La Villa et Rome m’ont vraiment inspiré. Ici, il y a beaucoup de sculptures de Neptune et de chevaux marins, la Fontaine de Trévi notamment. Et puis, l’idée de la Villa c’est d’être un instant pour créer, c’est le côté “rêveries”, et on rêve aussi face à la mer. On est tellement dans une rapidité, on n’a plus le temps de juste regarder les choses. Pour moi, la réalité virtuelle a toujours été un outil de création d’expériences qui permettent de redonner l’idée de l’émerveillement et du rêve, être transporté dans des mondes grâce à la contemplation et plus de lenteur et de présence aux environnements. J’ai donc approfondi mon sujet en étant à la Villa Médicis, que j’ai appelé “La rêverie à travers les époques”.
À quoi ressemblera cette “rêverie” en réalité virtuelle ?

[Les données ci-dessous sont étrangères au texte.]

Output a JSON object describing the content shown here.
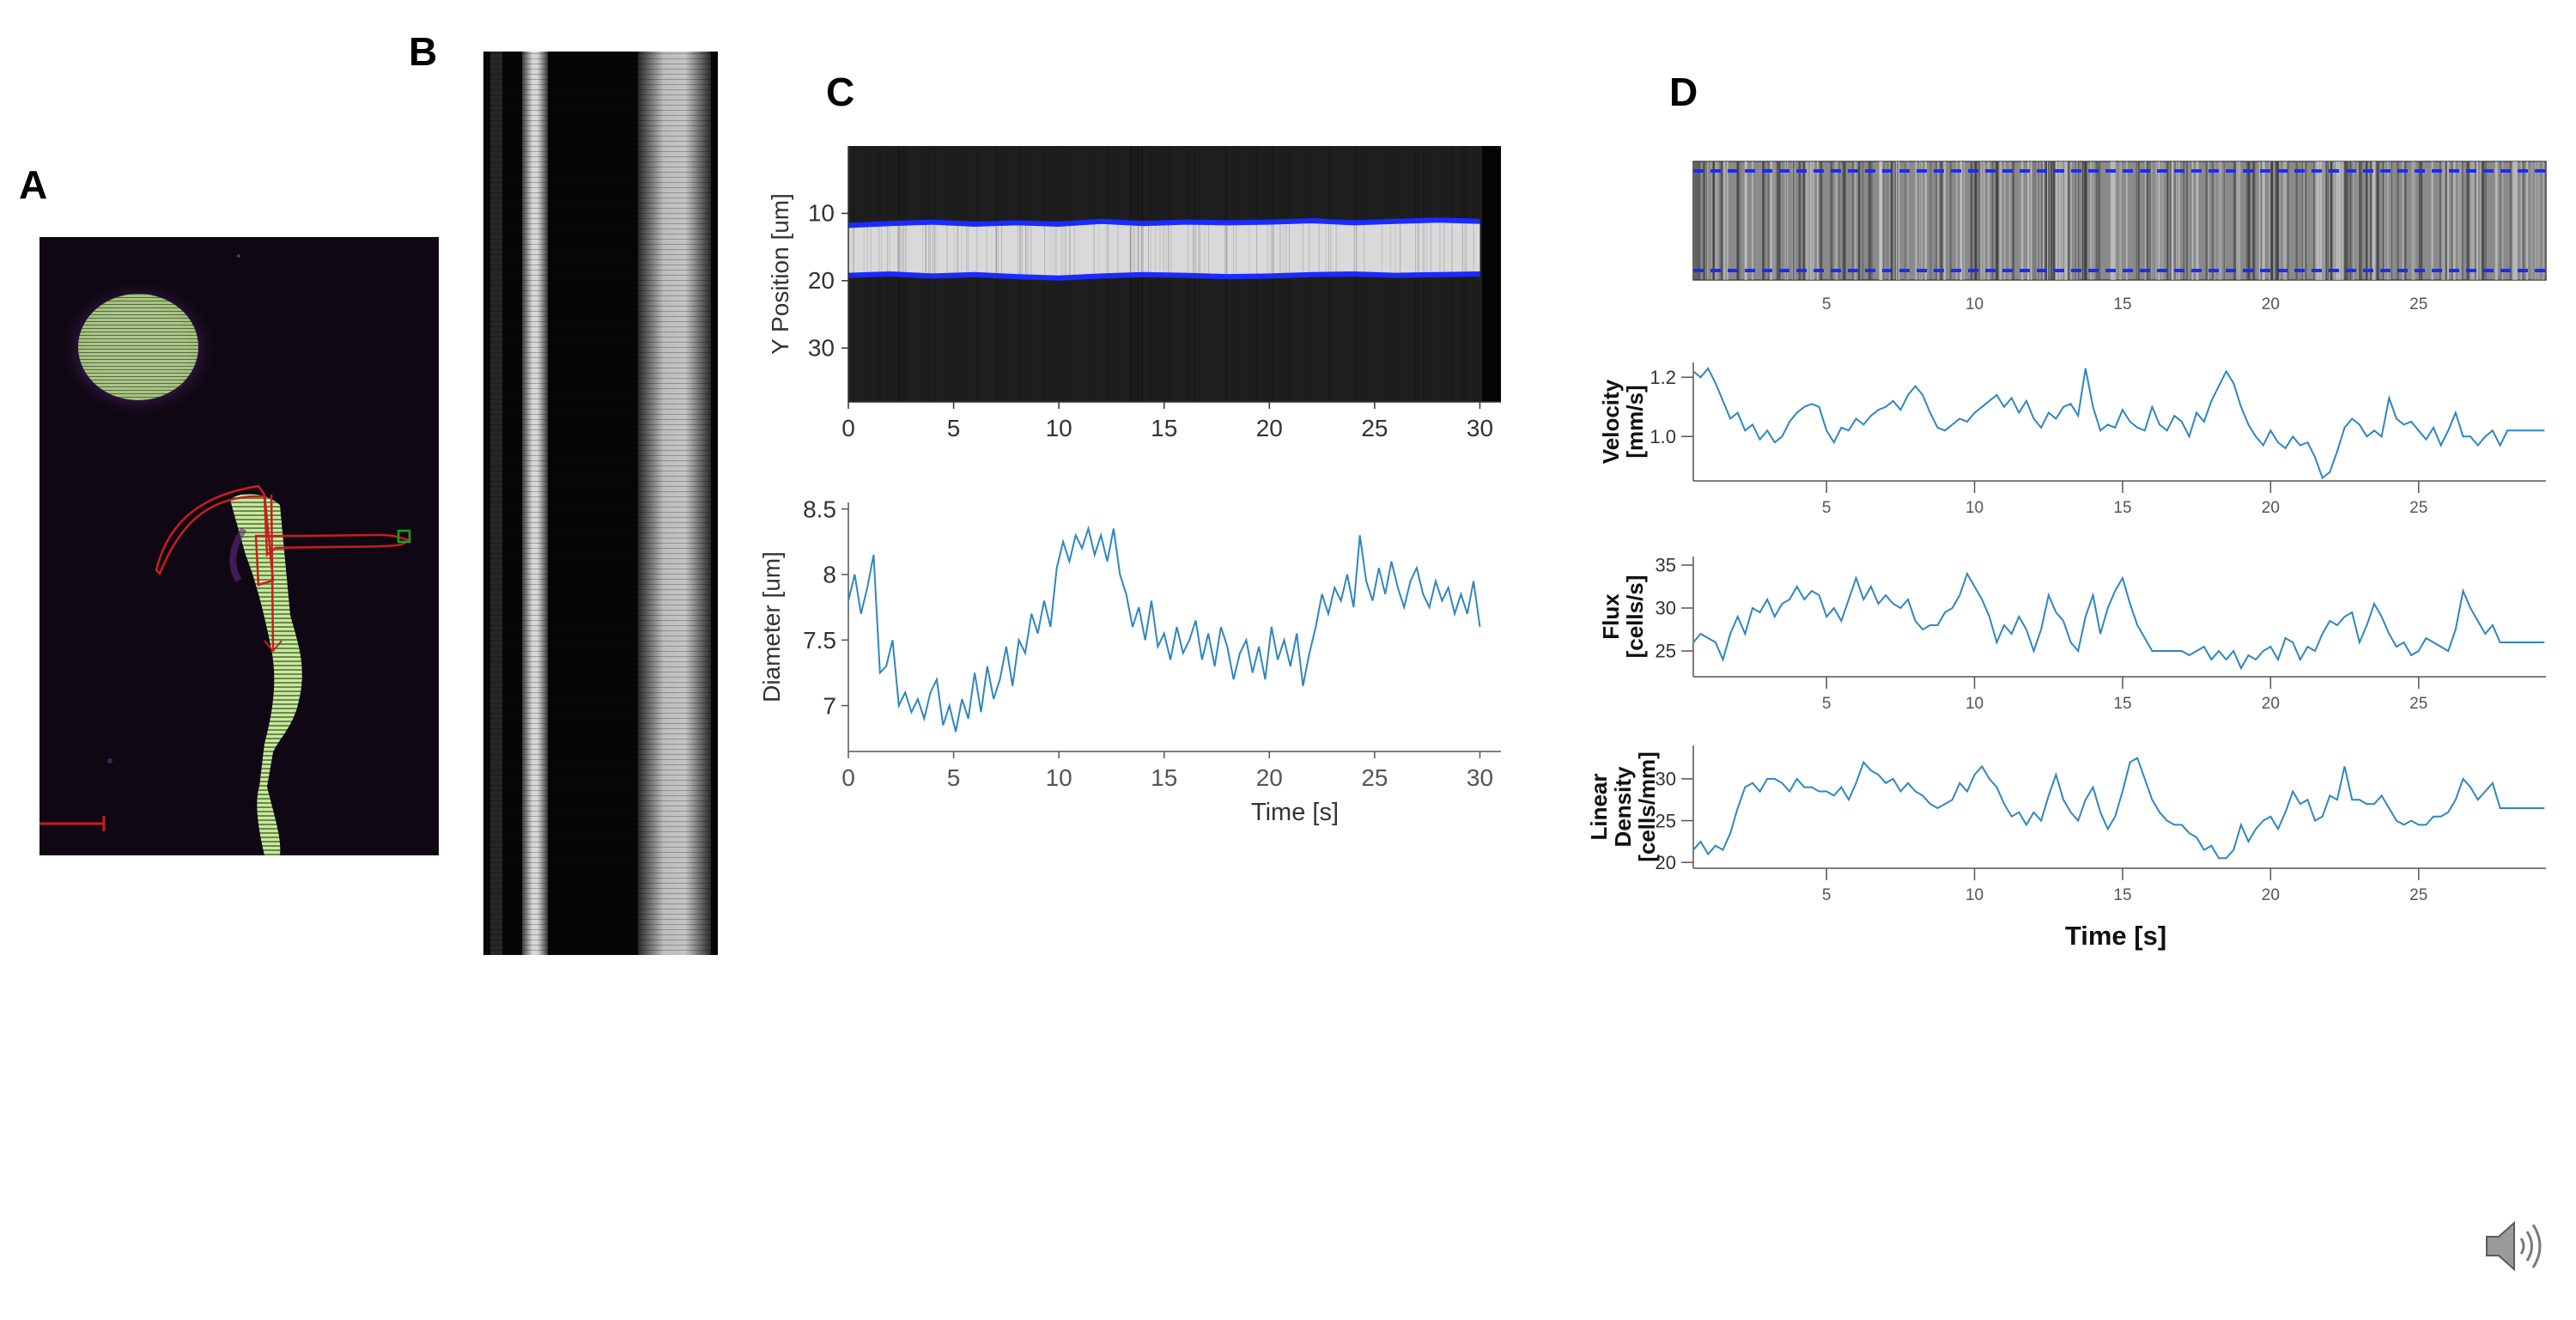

Je travaille beaucoup sur le décor réel et le décor virtuel qui sont toujours très liés, et sur la continuité des médiums. Pour la restitution prévue le 8 décembre à la BNF, j’ai choisi une belle salle boisée car le côté ancien/nouveau m’intéresse aussi, pour montrer cette continuité entre les anciens et les nouveaux médiums. Mon idée est de reprendre un livre très ancien de la Renaissance qui s’appelle “Le Songe de Poliphile” et qui parle d’un personnage qui rêve et décrit son magnifique périple. J’aimerais trouver ce livre à la BNF dans la collection des livres anciens et le placer en réel sur un présentoir, et quand on mettra le casque de réalité virtuelle, on verra exactement le même livre, puis l’environnement autour changera : on sera comme à la bibliothèque, quand on lit un livre et qu’on part dans son imagination, ses rêveries. Et j’aimerais que les éléments des archives de la BNF s’affichent comme des souvenirs comme on peut avoir quand on lit un livre.
C’est comme se retrouver dans les jardins de la Villa Médicis, où c’est un lieu pour rêver et créer. Et au final, cette rêverie nous emmène au bord de la mer, puis à des vagues abstraites, et même peut être aux chevaux marins de Neptune. Je transporte ainsi le spectateur petit à petit, dans des archives, des souvenirs et des rêveries. J’ai aussi fait des séries de photos autour de la rêverie à la Villa, notamment de moi portant un casque. Ce casque qui est un portail aussi pour l’imaginaire et d’autres monde, comme si j’étais face à la mer par exemple. Et j’ai aussi une séries de quelques vidéos de “captures de rêveries” dans les jardins de la Villa Médicis, et quelques scan 3D de sculptures. De plus, on ne sait pas si on pourra enfiler un casque en décembre, au vue du contexte sanitaire.. Donc je réfléchis aussi à faire une scénographie particulière.